CONCORD, N.H. — The older of the two Boston bombing suspects bought two mortar kits from a New Hampshire fireworks store in February, although the amount of gunpowder the kits would have supplied wouldn’t have been enough on its own to detonate the bombs, company officials said Tuesday.
Tamerlan Tsarnaev bought two “Lock and Load” reloadable mortar kits containing 24 shells each on the evening of Feb. 6, said April Walton, the manager of Phantom Fireworks in Seabrook. He paid $200 cash but scanned his driver’s license into the company’s computer system as required by store policy.
“We have a bank of computers at the front end where we greet everyone and hand out safety flyers,” she said. “He was just an average customer. ... He signed in, walked around and purchased the kits with cash.”
Walton wasn’t in the store at the time but said the employee who handled the sale described it as a routine transaction.
Tsarnaev, 26, and his younger brother, Dzhokhar, 19, are accused of setting off the bombs that killed three people and wounded more than 180 others on April 15. Tamerlan Tsarnaev was killed in a police shootout, while Dzhokhar Tsarnaev was captured alive but badly wounded.
The amount of gunpowder that could be harvested from the kits — less than a pound and a half — would not have been enough to detonate the Boston bombs, company Vice President William Weimer said, although it’s possible some of that powder may have been used.
The absence of colored smoke in the Boston explosions and other special effects powders mixed in with the fireworks’ blast powder suggests the bombers sought and used an alternate fuel source, he said.
“My suspicion is they experimented with this, decided they couldn’t get enough powder out of them and went to look for another fuel,” Weimer said.
Fireworks are legal in New Hampshire, but not in Massachusetts.
Weimer said the company checked its records and found Tsarnaev’s name seconds after investigators released the suspect’s identity. FBI agents visited the Seabrook store Friday, interviewed staff and checked its computers. The FBI will not comment on whether investigators visited the store, agent David Couvertier said.
The store no longer has video of Tsarnaev’s visit in February because surveillance cameras record over the tape every 30 to 45 days.
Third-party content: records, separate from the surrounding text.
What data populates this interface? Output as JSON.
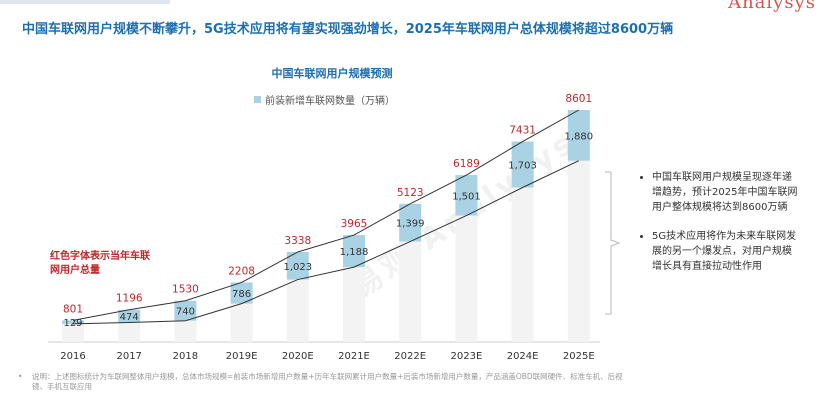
{
  "brand": "Analysys",
  "headline": "中国车联网用户规模不断攀升，5G技术应用将有望实现强劲增长，2025年车联网用户总体规模将超过8600万辆",
  "chart_data": {
    "type": "bar",
    "title": "中国车联网用户规模预测",
    "legend": [
      "前装新增车联网数量（万辆）"
    ],
    "categories": [
      "2016",
      "2017",
      "2018",
      "2019E",
      "2020E",
      "2021E",
      "2022E",
      "2023E",
      "2024E",
      "2025E"
    ],
    "series": [
      {
        "name": "前装新增车联网数量（万辆）",
        "values": [
          129,
          474,
          740,
          786,
          1023,
          1188,
          1399,
          1501,
          1703,
          1880
        ]
      }
    ],
    "totals": [
      801,
      1196,
      1530,
      2208,
      3338,
      3965,
      5123,
      6189,
      7431,
      8601
    ],
    "ylim": [
      0,
      8601
    ],
    "xlabel": "",
    "ylabel": "",
    "colors": {
      "new_segment": "#a9d3e4",
      "base_segment": "#f3f3f3",
      "total_label": "#c0282d",
      "line": "#333333"
    }
  },
  "red_note": "红色字体表示当年车联网用户总量",
  "bullets": [
    "中国车联网用户规模呈现逐年递增趋势，预计2025年中国车联网用户整体规模将达到8600万辆",
    "5G技术应用将作为未来车联网发展的另一个爆发点，对用户规模增长具有直接拉动性作用"
  ],
  "footnote": {
    "bullet": "•",
    "text": "说明：上述图标统计为车联网整体用户规模，总体市场规模=前装市场新增用户数量+历年车联网累计用户数量+后装市场新增用户数量，产品涵盖OBD联网硬件、标准车机、后视镜、手机互联应用"
  },
  "watermark": "易观 Analysys"
}
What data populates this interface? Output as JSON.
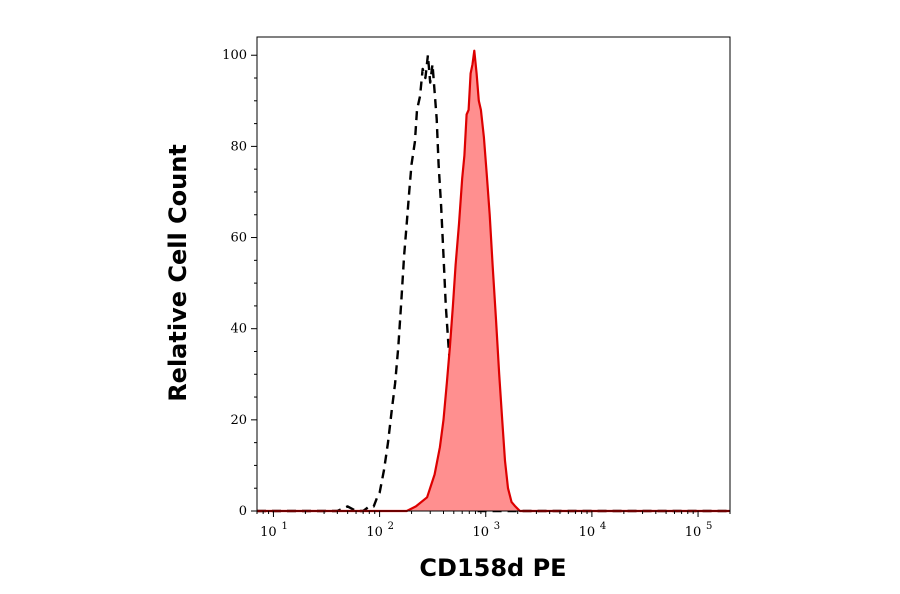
{
  "chart_data": {
    "type": "area",
    "xlabel": "CD158d PE",
    "ylabel": "Relative Cell Count",
    "x_scale": "log",
    "xlim": [
      7,
      200000
    ],
    "ylim": [
      0,
      104
    ],
    "x_ticks": [
      {
        "base": "10",
        "exp": "1",
        "value": 10
      },
      {
        "base": "10",
        "exp": "2",
        "value": 100
      },
      {
        "base": "10",
        "exp": "3",
        "value": 1000
      },
      {
        "base": "10",
        "exp": "4",
        "value": 10000
      },
      {
        "base": "10",
        "exp": "5",
        "value": 100000
      }
    ],
    "y_ticks": [
      "0",
      "20",
      "40",
      "60",
      "80",
      "100"
    ],
    "grid": false,
    "legend": "none",
    "series": [
      {
        "style": "dashed",
        "color": "#000000",
        "points": [
          [
            7,
            0
          ],
          [
            40,
            0
          ],
          [
            50,
            1
          ],
          [
            60,
            0
          ],
          [
            70,
            0
          ],
          [
            80,
            1
          ],
          [
            88,
            1
          ],
          [
            95,
            3
          ],
          [
            100,
            4
          ],
          [
            110,
            9
          ],
          [
            120,
            15
          ],
          [
            130,
            22
          ],
          [
            140,
            28
          ],
          [
            150,
            36
          ],
          [
            160,
            46
          ],
          [
            170,
            56
          ],
          [
            180,
            63
          ],
          [
            190,
            70
          ],
          [
            200,
            76
          ],
          [
            215,
            81
          ],
          [
            225,
            88
          ],
          [
            240,
            91
          ],
          [
            255,
            97
          ],
          [
            270,
            95
          ],
          [
            285,
            100
          ],
          [
            300,
            94
          ],
          [
            315,
            98
          ],
          [
            330,
            92
          ],
          [
            345,
            86
          ],
          [
            360,
            76
          ],
          [
            380,
            67
          ],
          [
            400,
            56
          ],
          [
            420,
            45
          ],
          [
            450,
            35
          ],
          [
            480,
            28
          ],
          [
            510,
            20
          ],
          [
            545,
            14
          ],
          [
            580,
            9
          ],
          [
            620,
            5
          ],
          [
            660,
            2
          ],
          [
            700,
            1
          ],
          [
            760,
            0
          ],
          [
            200000,
            0
          ]
        ]
      },
      {
        "style": "filled",
        "color": "#dd0000",
        "fill": "#ff8f8f",
        "points": [
          [
            7,
            0
          ],
          [
            150,
            0
          ],
          [
            180,
            0
          ],
          [
            220,
            1
          ],
          [
            280,
            3
          ],
          [
            330,
            8
          ],
          [
            370,
            14
          ],
          [
            400,
            20
          ],
          [
            430,
            28
          ],
          [
            460,
            36
          ],
          [
            490,
            45
          ],
          [
            520,
            54
          ],
          [
            560,
            63
          ],
          [
            600,
            73
          ],
          [
            630,
            78
          ],
          [
            660,
            87
          ],
          [
            690,
            88
          ],
          [
            720,
            96
          ],
          [
            750,
            98
          ],
          [
            780,
            101
          ],
          [
            820,
            96
          ],
          [
            860,
            90
          ],
          [
            900,
            88
          ],
          [
            960,
            82
          ],
          [
            1020,
            74
          ],
          [
            1090,
            65
          ],
          [
            1160,
            54
          ],
          [
            1250,
            42
          ],
          [
            1340,
            30
          ],
          [
            1430,
            20
          ],
          [
            1520,
            11
          ],
          [
            1620,
            5
          ],
          [
            1750,
            2
          ],
          [
            1900,
            1
          ],
          [
            2100,
            0
          ],
          [
            200000,
            0
          ]
        ]
      }
    ]
  }
}
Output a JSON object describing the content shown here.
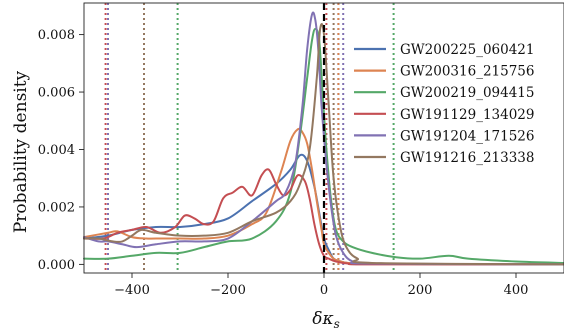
{
  "chart_data": {
    "type": "line",
    "title": "",
    "xlabel": "δκ",
    "xlabel_subscript": "s",
    "ylabel": "Probability density",
    "xlim": [
      -500,
      500
    ],
    "ylim": [
      -0.0003,
      0.0091
    ],
    "xticks": [
      -400,
      -200,
      0,
      200,
      400
    ],
    "xtick_labels": [
      "−400",
      "−200",
      "0",
      "200",
      "400"
    ],
    "yticks": [
      0.0,
      0.002,
      0.004,
      0.006,
      0.008
    ],
    "ytick_labels": [
      "0.000",
      "0.002",
      "0.004",
      "0.006",
      "0.008"
    ],
    "grid": false,
    "legend_position": "upper right",
    "reference_line": {
      "x": 0,
      "color": "#000000",
      "style": "dashed"
    },
    "series": [
      {
        "name": "GW200225_060421",
        "color": "#4c72b0",
        "x": [
          -500,
          -450,
          -400,
          -350,
          -300,
          -250,
          -200,
          -150,
          -100,
          -70,
          -50,
          -35,
          -20,
          -10,
          0,
          10,
          20,
          35,
          50,
          80,
          120,
          200,
          300,
          400,
          500
        ],
        "y": [
          0.0009,
          0.001,
          0.0012,
          0.0013,
          0.0013,
          0.0014,
          0.0016,
          0.0022,
          0.0028,
          0.0033,
          0.0038,
          0.0036,
          0.0027,
          0.0018,
          0.0009,
          0.0005,
          0.0002,
          0.0001,
          5e-05,
          3e-05,
          2e-05,
          1e-05,
          0.0,
          0.0,
          0.0
        ],
        "hdi": [
          -450,
          30
        ]
      },
      {
        "name": "GW200316_215756",
        "color": "#dd8452",
        "x": [
          -500,
          -450,
          -430,
          -400,
          -370,
          -350,
          -300,
          -250,
          -200,
          -150,
          -120,
          -90,
          -70,
          -55,
          -45,
          -35,
          -25,
          -15,
          -5,
          0,
          10,
          20,
          35,
          50,
          80,
          150,
          300,
          500
        ],
        "y": [
          0.00095,
          0.0011,
          0.00115,
          0.00095,
          0.0009,
          0.0009,
          0.0009,
          0.0009,
          0.001,
          0.0014,
          0.0018,
          0.0032,
          0.0043,
          0.0047,
          0.0046,
          0.0042,
          0.0033,
          0.0022,
          0.0012,
          0.0007,
          0.0004,
          0.0002,
          0.0001,
          5e-05,
          3e-05,
          2e-05,
          0.0,
          0.0
        ],
        "hdi": [
          -450,
          30
        ]
      },
      {
        "name": "GW200219_094415",
        "color": "#55a868",
        "x": [
          -500,
          -450,
          -400,
          -350,
          -300,
          -250,
          -200,
          -150,
          -100,
          -70,
          -50,
          -35,
          -25,
          -18,
          -10,
          -3,
          5,
          15,
          25,
          40,
          60,
          100,
          150,
          200,
          260,
          300,
          400,
          500
        ],
        "y": [
          0.0002,
          0.0002,
          0.0003,
          0.0004,
          0.0004,
          0.0006,
          0.0008,
          0.0009,
          0.0015,
          0.0025,
          0.0045,
          0.0065,
          0.0078,
          0.0082,
          0.0078,
          0.006,
          0.004,
          0.0022,
          0.0012,
          0.0008,
          0.0006,
          0.0004,
          0.00025,
          0.0002,
          0.0003,
          0.0002,
          0.0001,
          5e-05
        ],
        "hdi": [
          -305,
          145
        ]
      },
      {
        "name": "GW191129_134029",
        "color": "#c44e52",
        "x": [
          -500,
          -460,
          -430,
          -400,
          -370,
          -340,
          -310,
          -290,
          -270,
          -250,
          -230,
          -210,
          -190,
          -170,
          -150,
          -130,
          -115,
          -100,
          -85,
          -70,
          -55,
          -40,
          -30,
          -20,
          -10,
          0,
          10,
          25,
          50,
          100,
          500
        ],
        "y": [
          0.0009,
          0.0009,
          0.0011,
          0.0012,
          0.0013,
          0.0011,
          0.0013,
          0.0017,
          0.0016,
          0.0014,
          0.0015,
          0.0023,
          0.0025,
          0.0027,
          0.0024,
          0.0031,
          0.0033,
          0.0028,
          0.0024,
          0.0026,
          0.0031,
          0.0029,
          0.0023,
          0.0014,
          0.0007,
          0.0003,
          0.0002,
          0.0001,
          3e-05,
          0.0,
          0.0
        ],
        "hdi": [
          -455,
          5
        ]
      },
      {
        "name": "GW191204_171526",
        "color": "#8172b3",
        "x": [
          -500,
          -470,
          -450,
          -420,
          -390,
          -350,
          -300,
          -250,
          -200,
          -150,
          -100,
          -80,
          -60,
          -45,
          -35,
          -25,
          -18,
          -12,
          -5,
          5,
          15,
          25,
          40,
          60,
          100,
          500
        ],
        "y": [
          0.00095,
          0.0008,
          0.0008,
          0.0007,
          0.0006,
          0.0007,
          0.0008,
          0.0008,
          0.0009,
          0.0015,
          0.0022,
          0.0025,
          0.0035,
          0.0055,
          0.0075,
          0.0087,
          0.0085,
          0.0075,
          0.0055,
          0.0035,
          0.002,
          0.001,
          0.0004,
          0.0001,
          3e-05,
          0.0
        ],
        "hdi": [
          -450,
          40
        ]
      },
      {
        "name": "GW191216_213338",
        "color": "#937860",
        "x": [
          -500,
          -470,
          -440,
          -420,
          -400,
          -380,
          -350,
          -300,
          -250,
          -200,
          -150,
          -100,
          -70,
          -50,
          -30,
          -15,
          -8,
          0,
          10,
          20,
          35,
          50,
          70,
          100,
          500
        ],
        "y": [
          0.0009,
          0.0009,
          0.0008,
          0.0008,
          0.001,
          0.0012,
          0.0011,
          0.001,
          0.001,
          0.0011,
          0.0015,
          0.0018,
          0.0022,
          0.0028,
          0.004,
          0.0065,
          0.0082,
          0.008,
          0.0055,
          0.003,
          0.0012,
          0.0005,
          0.0002,
          5e-05,
          0.0
        ],
        "hdi": [
          -375,
          20
        ]
      }
    ]
  }
}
Store computers don’t record an image of a customer’s driver’s license, but capture the information off it. The computer file on particular customers then reflects all purchases they have made. Tsarnaev’s only trip to the store was the cash transaction in early February, Weimer said.
“He was a one-store, one-time customer,” he said.
Weimer said it’s not his company’s first brush with terrorist activity. In 2010, the man accused of a failed Times Square car bombing was seen on surveillance video buying consumer-grade fireworks mostly made up of paper and cardboard from a Phantom Fireworks store in Matamoras, Pa.